No começo da investigação, o MPF paranaense tinha receio do fatiamento da investigação da Lava-Jato. Desde 2016, vários casos foram desmembrados e encaminhados para a Justiça do Rio de Janeiro e de São Paulo, por exemplo. Nos despachos do ministro Fachin, o fatiamento foi ainda maior, espalhando procedimentos para quase todos os Estados brasileiros. Como o você vê essa distribuição atual da operação?

Hoje seria inviável que a Lava-Jato em Curitiba investigasse e processasse todos os crimes revelados. Acaba sendo um processo natural e saudável que essas sementes do caso sejam espalhadas pelo país. Agora se essas sementes vão germinar e frutificar vai depender do solo onde ela cair.

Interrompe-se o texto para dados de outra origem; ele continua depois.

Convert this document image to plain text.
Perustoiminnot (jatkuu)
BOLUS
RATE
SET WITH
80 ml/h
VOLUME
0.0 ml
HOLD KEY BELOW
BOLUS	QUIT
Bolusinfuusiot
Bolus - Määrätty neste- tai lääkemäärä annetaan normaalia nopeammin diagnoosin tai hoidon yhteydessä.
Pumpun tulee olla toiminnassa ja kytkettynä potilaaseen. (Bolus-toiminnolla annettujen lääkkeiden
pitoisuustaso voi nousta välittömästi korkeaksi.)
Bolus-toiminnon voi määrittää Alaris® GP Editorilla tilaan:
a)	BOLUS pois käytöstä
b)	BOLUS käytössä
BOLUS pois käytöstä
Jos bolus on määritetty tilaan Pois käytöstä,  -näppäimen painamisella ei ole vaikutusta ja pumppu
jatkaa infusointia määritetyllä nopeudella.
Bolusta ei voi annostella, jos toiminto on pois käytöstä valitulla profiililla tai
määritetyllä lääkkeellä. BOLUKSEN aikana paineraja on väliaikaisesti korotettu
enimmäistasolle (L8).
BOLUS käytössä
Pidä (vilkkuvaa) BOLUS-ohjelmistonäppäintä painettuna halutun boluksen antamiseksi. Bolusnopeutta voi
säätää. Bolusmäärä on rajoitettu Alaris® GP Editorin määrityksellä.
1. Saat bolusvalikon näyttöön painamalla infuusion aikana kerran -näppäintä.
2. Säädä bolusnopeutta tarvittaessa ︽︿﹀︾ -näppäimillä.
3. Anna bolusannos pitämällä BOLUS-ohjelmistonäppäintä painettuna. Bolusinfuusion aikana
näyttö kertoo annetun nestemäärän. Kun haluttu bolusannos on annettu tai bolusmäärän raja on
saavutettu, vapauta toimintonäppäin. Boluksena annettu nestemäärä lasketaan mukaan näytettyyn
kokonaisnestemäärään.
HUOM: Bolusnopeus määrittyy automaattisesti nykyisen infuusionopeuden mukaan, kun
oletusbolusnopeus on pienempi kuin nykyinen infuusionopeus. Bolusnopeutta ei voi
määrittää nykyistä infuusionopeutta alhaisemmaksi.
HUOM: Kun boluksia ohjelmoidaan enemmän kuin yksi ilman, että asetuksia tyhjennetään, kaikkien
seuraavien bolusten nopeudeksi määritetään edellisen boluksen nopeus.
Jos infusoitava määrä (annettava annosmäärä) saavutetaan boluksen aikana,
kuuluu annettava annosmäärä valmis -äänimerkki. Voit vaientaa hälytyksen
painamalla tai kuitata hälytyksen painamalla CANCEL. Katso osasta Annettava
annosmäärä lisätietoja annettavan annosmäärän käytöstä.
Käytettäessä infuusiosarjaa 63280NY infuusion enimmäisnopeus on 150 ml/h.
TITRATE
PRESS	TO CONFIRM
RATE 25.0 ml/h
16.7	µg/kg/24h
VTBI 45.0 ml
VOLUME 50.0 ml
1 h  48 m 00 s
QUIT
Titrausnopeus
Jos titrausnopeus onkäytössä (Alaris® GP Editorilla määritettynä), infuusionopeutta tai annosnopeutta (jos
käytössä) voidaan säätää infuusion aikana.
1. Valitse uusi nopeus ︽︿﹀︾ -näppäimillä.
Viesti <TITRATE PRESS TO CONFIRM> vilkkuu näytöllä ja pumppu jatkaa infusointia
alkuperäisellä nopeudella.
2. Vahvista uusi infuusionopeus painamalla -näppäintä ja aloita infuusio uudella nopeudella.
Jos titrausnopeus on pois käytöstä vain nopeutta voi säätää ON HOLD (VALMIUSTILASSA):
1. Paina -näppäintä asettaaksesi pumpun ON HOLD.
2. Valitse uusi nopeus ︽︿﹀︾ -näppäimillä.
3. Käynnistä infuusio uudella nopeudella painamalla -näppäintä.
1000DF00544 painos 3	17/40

No final de 2015 e começo de 2016 nós sustentamos que as investigações deveriam permanecer em Curitiba porque existe todo um processo de trabalho já estabelecido de cooperação da Polícia Federal, Receita Federal e MPF. Naquele momento ainda estávamos fazendo um diagnóstico da corrupção macro que assolou o país, estávamos expandindo a investigação para alguns outros ramos do Governo Federal, então era saudável que essa investigação permanecesse interligada em Curitiba porque era como peças de um grande quebra-cabeça. A partir de um determinado momento, a investigação se expandiu tanto que passou a ser produtivo que ela fosse dividida.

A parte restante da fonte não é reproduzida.